Expand Your UK IQ: Fried food with staying power
It’s everyday fare, even for foreigners who have lived in England for a while, as common as a pint or a left-handed stick shift. But the indomitable fish and chips has a varied history tied to the isle’s hardships and the very survival of its citizens.
It tastes quite good, as well. Some restaurants have started offering higher-end versions of a fried filet, chips and mushy peas, but the dish is still at its basic best when served up crispy and hot at your local chippy.
Strains on cod and haddock fisheries in the North Atlantic may soon require a new kind of fish to be fried. But regardless of the future, the dish has a centuries-long connection to England.
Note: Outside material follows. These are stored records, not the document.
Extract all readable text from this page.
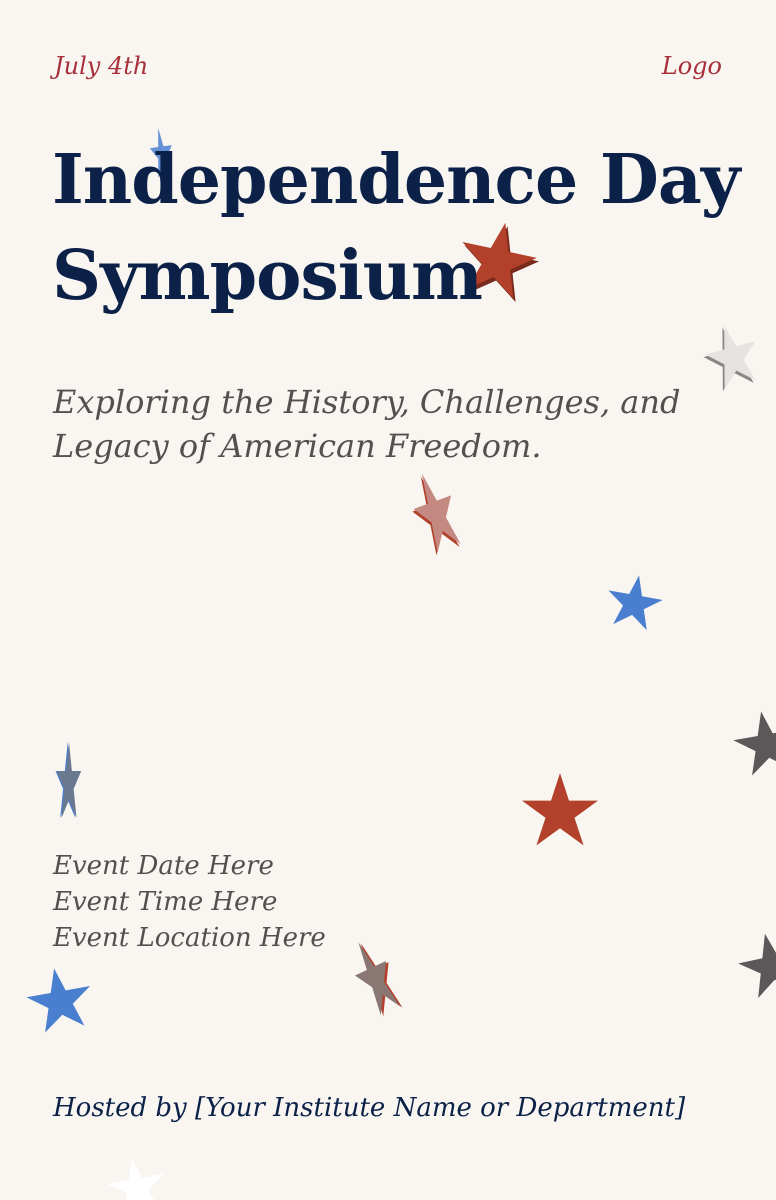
July 4th	Logo
Independence Day
Symposium

Exploring the History, Challenges, and
Legacy of American Freedom.

Event Date Here
Event Time Here
Event Location Here
Hosted by [Your Institute Name or Department]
The dish has been around in one variety or another since the late Victorian era, according to the Web site www.icons.org.uk, a repository of English phenomena.
Throughout economic depressions and war, the simple meal has provided sustenance to a nation.
It was a staple of the working-class and poor urban families in England’s city centers, providing filling, fishy nutrition.
Even during World War II, the dish’s popularity helped make it one of the few foods that was not rationed, despite scarce supplies, according to the Web site.
The first recognizable fish-and-chips shop opened in East London in 1860. Until hygiene concerns axed the practice in recent decades, fish and chips was served hot and wrapped in newspaper.
Indian food and curries in particular may have taken the top pedestal as England’s national food, but they don’t fry much Indian fare, and you sure as heck don’t get those healthful Omega-3 acids when you pass up the fish and chips.
Foods that are simple, satisfying and a bit junky remain culinary staples. And as long as there’s fish in the sea, you can bet your cod that your chippy will take care of you.